Potential for HRDsig beyond PARPi and in non-BRCA associated cancers
Selection of first-line therapy for pancreatic cancer patients is challenging, with the goal of maximizing survival and minimizing toxicity. At ESMO 2022, in a real-world analysis of 1,081 patients with pancreatic cancer, Atul Singhi and team identified HRDsig+ in 9 percent of cases on Foundation Medicine’s platform and found an association with platinum-based 1L FOLFIRINOX benefit with a doubled median overall survival relative to gemcitabine and paclitaxel (GP) (OS 14.8 vs 6.3 months, adjusted HR 0.50).

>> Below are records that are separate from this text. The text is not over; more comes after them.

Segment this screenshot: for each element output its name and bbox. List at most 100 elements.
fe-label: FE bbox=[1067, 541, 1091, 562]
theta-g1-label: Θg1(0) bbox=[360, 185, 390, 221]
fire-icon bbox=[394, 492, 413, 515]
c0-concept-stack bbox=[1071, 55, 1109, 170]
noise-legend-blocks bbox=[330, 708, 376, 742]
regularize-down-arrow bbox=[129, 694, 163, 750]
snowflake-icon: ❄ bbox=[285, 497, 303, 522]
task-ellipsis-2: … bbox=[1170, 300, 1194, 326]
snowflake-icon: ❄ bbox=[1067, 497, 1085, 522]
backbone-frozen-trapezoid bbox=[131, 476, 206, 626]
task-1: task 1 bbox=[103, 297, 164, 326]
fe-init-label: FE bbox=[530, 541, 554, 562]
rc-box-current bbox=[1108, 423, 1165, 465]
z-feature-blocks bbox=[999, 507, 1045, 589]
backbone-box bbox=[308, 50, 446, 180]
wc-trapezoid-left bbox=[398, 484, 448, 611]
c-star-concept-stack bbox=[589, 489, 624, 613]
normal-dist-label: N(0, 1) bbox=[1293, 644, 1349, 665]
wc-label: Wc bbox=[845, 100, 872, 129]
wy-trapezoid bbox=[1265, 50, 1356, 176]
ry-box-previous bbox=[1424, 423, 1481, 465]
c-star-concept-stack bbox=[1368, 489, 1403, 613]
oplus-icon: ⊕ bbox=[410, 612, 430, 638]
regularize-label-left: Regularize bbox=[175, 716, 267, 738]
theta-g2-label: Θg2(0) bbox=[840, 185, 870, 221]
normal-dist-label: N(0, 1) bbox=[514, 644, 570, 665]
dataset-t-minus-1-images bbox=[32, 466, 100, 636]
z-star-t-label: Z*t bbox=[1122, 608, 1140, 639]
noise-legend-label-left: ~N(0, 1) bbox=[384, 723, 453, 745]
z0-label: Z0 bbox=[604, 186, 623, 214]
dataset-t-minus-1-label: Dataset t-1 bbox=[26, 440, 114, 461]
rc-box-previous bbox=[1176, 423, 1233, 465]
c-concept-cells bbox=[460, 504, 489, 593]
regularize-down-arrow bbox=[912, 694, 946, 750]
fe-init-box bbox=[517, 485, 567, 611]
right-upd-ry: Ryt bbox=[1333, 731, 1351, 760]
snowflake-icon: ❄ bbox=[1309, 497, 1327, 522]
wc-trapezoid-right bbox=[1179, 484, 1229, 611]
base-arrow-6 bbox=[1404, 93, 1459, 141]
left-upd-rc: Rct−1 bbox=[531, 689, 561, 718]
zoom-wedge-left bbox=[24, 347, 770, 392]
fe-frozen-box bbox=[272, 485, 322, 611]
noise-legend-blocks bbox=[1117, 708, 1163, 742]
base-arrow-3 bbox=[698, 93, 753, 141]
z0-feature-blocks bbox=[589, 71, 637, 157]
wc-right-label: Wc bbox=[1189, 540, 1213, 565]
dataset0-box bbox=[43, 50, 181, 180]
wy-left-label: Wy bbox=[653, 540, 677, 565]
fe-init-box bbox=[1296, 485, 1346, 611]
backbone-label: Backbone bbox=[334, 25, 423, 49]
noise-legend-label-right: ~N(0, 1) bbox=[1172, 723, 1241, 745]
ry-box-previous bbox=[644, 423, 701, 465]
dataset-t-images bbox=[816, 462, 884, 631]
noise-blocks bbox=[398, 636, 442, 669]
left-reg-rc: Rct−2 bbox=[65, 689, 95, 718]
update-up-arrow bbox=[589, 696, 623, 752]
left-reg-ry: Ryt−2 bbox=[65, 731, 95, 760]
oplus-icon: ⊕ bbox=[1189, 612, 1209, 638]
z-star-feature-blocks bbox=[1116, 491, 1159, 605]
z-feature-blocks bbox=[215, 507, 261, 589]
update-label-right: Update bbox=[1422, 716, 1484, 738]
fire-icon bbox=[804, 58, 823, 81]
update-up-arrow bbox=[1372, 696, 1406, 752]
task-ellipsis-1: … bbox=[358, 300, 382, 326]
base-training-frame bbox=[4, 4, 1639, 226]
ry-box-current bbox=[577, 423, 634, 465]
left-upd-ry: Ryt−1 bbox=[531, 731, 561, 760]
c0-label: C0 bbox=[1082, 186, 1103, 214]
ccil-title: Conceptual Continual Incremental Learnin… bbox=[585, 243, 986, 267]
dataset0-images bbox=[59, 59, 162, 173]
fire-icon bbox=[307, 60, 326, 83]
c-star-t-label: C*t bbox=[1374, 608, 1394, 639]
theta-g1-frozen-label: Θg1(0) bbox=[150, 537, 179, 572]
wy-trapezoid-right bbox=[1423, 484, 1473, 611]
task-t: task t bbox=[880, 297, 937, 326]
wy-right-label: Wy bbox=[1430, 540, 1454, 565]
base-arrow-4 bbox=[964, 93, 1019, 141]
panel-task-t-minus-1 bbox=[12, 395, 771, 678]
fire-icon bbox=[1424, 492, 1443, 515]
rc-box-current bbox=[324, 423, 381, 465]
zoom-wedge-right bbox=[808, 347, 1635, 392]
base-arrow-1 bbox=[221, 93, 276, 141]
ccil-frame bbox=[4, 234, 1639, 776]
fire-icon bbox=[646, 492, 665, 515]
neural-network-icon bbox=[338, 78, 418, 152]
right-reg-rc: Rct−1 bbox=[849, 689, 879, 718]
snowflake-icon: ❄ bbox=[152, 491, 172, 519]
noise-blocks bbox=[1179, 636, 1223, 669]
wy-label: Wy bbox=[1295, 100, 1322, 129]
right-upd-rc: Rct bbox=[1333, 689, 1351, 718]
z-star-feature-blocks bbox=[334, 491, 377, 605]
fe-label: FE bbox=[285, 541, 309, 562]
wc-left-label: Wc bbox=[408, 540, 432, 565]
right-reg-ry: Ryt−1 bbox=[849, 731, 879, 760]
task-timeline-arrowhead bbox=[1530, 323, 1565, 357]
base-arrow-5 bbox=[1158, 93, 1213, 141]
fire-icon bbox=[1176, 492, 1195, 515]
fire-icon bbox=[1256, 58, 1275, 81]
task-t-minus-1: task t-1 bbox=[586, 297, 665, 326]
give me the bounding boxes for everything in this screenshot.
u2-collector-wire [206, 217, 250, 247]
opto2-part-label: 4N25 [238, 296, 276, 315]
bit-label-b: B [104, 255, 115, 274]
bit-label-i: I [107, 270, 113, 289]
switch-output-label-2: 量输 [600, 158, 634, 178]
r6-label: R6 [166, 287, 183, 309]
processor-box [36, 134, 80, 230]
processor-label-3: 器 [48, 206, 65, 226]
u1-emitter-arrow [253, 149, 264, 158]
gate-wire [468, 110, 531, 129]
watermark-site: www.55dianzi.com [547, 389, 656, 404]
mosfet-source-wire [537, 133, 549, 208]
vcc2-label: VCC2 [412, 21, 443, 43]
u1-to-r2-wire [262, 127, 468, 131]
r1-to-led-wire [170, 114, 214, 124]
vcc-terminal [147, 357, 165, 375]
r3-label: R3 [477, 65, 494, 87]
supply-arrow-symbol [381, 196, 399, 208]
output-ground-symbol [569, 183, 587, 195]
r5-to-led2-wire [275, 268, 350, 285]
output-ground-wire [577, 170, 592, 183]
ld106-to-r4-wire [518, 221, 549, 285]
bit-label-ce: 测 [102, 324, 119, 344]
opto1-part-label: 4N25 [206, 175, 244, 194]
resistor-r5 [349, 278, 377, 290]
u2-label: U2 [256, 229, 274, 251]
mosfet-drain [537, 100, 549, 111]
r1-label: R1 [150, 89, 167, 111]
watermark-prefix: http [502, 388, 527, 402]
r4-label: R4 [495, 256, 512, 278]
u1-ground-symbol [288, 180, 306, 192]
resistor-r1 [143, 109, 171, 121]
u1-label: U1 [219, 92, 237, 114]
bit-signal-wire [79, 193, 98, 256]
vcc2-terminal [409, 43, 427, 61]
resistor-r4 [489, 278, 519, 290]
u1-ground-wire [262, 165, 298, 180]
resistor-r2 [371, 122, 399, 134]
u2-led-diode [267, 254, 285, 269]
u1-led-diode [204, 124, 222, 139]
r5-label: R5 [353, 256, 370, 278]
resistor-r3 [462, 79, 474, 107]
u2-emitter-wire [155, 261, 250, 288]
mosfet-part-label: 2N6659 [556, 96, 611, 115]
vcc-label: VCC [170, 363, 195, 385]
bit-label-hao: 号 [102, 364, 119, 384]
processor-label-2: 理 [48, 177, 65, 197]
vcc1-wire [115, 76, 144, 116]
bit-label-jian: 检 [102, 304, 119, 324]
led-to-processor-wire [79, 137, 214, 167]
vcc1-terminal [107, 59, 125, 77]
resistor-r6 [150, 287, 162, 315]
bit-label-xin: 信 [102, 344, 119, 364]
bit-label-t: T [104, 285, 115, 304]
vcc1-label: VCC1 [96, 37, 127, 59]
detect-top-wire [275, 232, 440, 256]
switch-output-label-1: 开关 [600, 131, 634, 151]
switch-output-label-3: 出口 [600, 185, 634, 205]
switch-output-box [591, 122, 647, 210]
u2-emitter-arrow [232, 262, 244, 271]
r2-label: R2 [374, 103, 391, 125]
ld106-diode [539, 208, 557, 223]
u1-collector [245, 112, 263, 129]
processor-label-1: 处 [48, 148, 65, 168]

Beyond prediction of clinical response in BRCA-associated cancers, HRDsig may also have value in predicting response to PARPi in non-BRCA-associated cancers, including NSCLC. HRDsig is a score based on the functional detection of HRD, which may serve to distinguish HRD in tumors with high tumor mutational burden (TMB) like NSCLC. Preliminary evidence presented at ESMO 2022 by Jonathan Reiss and team demonstrated that HRDsig+ is detected in almost 5 percent of NSCLC cases, and with enrichment in driver-negative patients. Further investigation is needed to understand if Foundation Medicine’s HRDsig biomarker can help optimize selection for PARPi in non-BRCA cancers like NSCLC, and beyond PARPi including use for platinum-based chemotherapy, ATR inhibitors, and other emerging DNA-damaging therapeutics.
Charting the path for clinical use of emerging complex biomarkers
Foundation Medicine has a robust history in developing complex genomic biomarkers for clinical and companion diagnostic use on their tissue (FoundationOneCDx) and blood-based (FoundationOneLiquid CDx) platforms, including genomic loss of heterozygosity (gLOH) in ovarian cancer on FoundationOneCDx, and pan tumor reporting of TMB on both platforms. Advancing biomarker science is performed in the context of optimizing clinical patient care, and, to support those broader efforts, Foundation Medicine regularly contributes to consortium thought leadership, as with Friends of Cancer Research (FOCR) HRD harmonization efforts to examine the factors that influence variability in HRD assessment. “Our data at ASCO […] reinforces our leadership in detection of complex genomic biomarkers, and supports increased confidence and ease in our tests’ use by doctors and researchers,” says Mia Levy, chief medical officer at Foundation Medicine. “Much of this research was conducted in collaboration with our partners across the oncology ecosystem, underscoring our commitment to working together in order to make faster, more impactful progress for patients.”